Tuesday 16 September 2008

Section 2: Ebensee to Waidhoven

We're having a day off in Waidhoven, it's raining and it's COLD. It rained all day yesterday too. We've got over the excitement of realising that we can do this thing, and are now in the actual doing of it. These images were added in London, as the local hotel reception PC wouldn't recognize my camera. (It proved quite difficult to get to a computer in rural Austria.)

The big lakes have gone now, small ones only. (Still beautiful, though.) There are still mountains always to the South, but when we take a more northerly route, which we do when the clouds are low, they get smaller, and sometimes have rounded tops with cows on them. There is lots of walking through woods, some lovely with wooded glades, some a bit dull, like Forestry Commission.

The Gasthofs are lovely - big houses with lots of flowers, balconies, etc - but sometimes they are hard to find, and we have had to take a taxi or bus down the road off the trail. Then next morning back to the trail. Same place of course - purists that we are - but it was hard one morning explaining to a non english-speaking driver why we didn't want him to drive us any further, but preferred to walk!

They are also puzzled about the sponsorship aspect. That word isn't in our Lonely Planet phrasebook, though we do have the German for 'I want to see a lawyer' should that be necessary. Also, I don't think they have so much sponsored events as we do.

Talking of sponsorship - the money for the Microscope has already been raised. The extra is for ancillary equipment such as a pupil measuring instrument. Diana's surgeon (who has incidentally contributed to the Fund) has said that on consulting with the nurses, they said that what they really wanted was a Bladder Scanner, so they could avoid catheterizing patients unnecessarily. Not as glamorous as looking in Pupils! But I imagine that you are, like me, happy for the money to go where the professionals want it. The only stipulation I would make is that the decision should be made by people on the front line, i.e. Doctors and Nurses, rather than by people sitting behind a desk.
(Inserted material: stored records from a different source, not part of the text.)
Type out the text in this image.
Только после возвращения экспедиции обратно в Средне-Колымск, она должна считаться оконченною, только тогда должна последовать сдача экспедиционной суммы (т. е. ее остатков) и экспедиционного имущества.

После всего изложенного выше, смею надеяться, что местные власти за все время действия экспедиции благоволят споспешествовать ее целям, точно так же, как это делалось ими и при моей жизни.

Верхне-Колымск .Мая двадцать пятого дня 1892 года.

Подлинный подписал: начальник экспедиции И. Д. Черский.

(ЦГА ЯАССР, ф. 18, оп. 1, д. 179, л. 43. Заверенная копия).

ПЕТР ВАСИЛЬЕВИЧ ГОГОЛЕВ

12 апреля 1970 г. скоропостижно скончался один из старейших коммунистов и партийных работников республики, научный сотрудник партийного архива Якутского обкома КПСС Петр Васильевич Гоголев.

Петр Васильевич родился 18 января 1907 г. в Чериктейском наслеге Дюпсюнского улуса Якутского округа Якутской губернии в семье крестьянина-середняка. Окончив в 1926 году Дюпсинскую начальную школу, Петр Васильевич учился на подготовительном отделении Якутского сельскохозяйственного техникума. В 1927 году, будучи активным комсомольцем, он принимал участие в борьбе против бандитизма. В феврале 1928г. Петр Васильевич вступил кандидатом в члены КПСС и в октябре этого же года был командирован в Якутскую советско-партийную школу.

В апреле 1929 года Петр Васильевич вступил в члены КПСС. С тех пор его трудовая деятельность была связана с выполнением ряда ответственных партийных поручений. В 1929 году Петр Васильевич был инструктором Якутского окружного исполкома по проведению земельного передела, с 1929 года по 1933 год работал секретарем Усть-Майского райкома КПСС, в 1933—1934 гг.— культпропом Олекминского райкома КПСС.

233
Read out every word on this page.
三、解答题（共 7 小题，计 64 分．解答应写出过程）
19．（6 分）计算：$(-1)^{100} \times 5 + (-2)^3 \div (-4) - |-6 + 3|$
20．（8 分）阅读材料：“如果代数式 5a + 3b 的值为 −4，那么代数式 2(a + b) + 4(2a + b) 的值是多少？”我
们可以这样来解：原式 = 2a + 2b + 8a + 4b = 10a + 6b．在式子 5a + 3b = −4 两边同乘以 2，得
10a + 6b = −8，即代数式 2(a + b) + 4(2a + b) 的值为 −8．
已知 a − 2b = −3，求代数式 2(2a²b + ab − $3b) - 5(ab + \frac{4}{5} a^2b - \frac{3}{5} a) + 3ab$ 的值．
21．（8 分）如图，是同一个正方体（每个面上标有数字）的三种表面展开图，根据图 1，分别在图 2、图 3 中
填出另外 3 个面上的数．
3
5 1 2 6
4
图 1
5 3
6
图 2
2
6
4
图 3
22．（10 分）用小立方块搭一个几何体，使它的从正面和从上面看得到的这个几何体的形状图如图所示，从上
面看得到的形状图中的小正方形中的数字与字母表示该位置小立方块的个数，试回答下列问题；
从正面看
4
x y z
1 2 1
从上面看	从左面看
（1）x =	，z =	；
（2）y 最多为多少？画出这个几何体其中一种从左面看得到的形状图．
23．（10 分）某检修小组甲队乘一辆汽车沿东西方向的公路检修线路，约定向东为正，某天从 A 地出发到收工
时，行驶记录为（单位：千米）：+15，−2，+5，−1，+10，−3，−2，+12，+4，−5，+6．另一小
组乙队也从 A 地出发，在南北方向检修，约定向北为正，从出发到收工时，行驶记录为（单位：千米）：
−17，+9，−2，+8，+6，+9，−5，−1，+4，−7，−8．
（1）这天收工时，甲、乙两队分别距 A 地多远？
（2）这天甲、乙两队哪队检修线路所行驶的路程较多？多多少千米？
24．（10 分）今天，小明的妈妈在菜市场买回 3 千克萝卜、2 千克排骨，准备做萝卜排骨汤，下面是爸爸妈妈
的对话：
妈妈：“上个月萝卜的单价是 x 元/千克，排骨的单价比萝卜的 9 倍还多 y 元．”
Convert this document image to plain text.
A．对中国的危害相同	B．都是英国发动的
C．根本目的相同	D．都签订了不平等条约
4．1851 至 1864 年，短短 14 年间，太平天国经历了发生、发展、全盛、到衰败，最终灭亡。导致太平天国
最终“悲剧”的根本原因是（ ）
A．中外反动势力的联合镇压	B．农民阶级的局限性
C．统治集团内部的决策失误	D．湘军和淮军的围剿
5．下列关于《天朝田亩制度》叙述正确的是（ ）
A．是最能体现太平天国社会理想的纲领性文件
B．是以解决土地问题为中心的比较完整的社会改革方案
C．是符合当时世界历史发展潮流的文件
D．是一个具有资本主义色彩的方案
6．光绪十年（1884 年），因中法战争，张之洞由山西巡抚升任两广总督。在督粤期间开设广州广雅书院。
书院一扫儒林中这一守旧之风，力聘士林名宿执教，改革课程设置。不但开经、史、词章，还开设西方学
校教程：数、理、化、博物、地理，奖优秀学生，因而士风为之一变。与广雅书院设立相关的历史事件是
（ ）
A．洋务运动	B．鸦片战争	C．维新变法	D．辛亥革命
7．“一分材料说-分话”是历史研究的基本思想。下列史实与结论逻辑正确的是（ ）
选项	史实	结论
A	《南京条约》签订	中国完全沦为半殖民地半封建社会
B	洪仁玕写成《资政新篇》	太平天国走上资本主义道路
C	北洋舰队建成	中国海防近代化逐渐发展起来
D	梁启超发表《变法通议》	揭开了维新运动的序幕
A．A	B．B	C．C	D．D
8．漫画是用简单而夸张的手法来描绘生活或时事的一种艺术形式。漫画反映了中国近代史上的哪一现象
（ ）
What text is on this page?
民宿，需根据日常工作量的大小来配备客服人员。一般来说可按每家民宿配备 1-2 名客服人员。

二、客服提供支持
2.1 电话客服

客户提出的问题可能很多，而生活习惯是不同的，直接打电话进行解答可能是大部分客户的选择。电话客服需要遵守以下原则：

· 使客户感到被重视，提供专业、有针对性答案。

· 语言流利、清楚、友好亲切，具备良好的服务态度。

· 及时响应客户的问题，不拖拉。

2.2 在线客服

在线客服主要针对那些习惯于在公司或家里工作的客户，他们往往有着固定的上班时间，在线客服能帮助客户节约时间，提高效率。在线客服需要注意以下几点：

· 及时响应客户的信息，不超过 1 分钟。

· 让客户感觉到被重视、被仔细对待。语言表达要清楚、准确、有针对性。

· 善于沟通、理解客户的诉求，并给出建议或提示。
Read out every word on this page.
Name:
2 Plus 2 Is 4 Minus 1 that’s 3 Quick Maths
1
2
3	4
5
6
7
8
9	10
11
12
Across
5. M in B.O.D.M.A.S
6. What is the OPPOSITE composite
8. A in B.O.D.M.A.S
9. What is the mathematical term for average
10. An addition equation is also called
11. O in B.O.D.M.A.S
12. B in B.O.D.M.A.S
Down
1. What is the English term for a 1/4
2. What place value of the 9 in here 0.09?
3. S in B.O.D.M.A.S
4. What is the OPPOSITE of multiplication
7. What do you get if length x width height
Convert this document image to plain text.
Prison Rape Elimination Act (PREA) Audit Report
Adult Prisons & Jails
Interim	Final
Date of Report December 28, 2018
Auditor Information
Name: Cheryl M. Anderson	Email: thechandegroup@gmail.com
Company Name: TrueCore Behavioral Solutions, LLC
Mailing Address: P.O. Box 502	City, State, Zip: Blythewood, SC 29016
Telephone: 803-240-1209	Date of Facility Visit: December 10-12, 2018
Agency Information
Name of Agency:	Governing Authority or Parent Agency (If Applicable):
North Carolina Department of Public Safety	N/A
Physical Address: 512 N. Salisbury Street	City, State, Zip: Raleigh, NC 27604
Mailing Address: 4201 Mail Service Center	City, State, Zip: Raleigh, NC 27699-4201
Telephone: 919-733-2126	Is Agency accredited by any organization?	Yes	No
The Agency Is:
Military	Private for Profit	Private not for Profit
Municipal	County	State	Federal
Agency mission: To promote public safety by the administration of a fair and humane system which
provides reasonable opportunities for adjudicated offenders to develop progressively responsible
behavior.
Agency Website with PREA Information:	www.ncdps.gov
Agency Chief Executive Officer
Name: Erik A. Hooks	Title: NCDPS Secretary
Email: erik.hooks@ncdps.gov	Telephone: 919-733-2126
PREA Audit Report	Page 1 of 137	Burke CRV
Di here - I saw the word for sponsorship on a poster: Co-operationpartner! However, I've been thinking more about Mozart, partly as we listened to our version of the Concerto No 21 (K467), so I sing bits to myself as we walk. Also, he wrote about what a sore bum he got, travelling on coaches for hours on end. My bum isn't sore, but at the end of each day my feet are - I don't think I'm thumping my steps, but the sheer number of steps each day just is a lot for my soles to cope with. Once I've showered and given them a bit of a massage they're usually OK. And, as I struggle with very primitive German, I wonder if it's the language he spoke. Having taken the sun for granted to begin with, this cold is a bit of a shock to the system; however they still call it summer here.

Back to Jeremy, and back to our walk. We will succeed, as long as we don't fall ill, over, or something gives way. Always a possibility! Later this week we have to decide whether to take a low or high route, which will depend on the weather and our taste for adventure! Next planned rest day is Lilienfeld in about a week.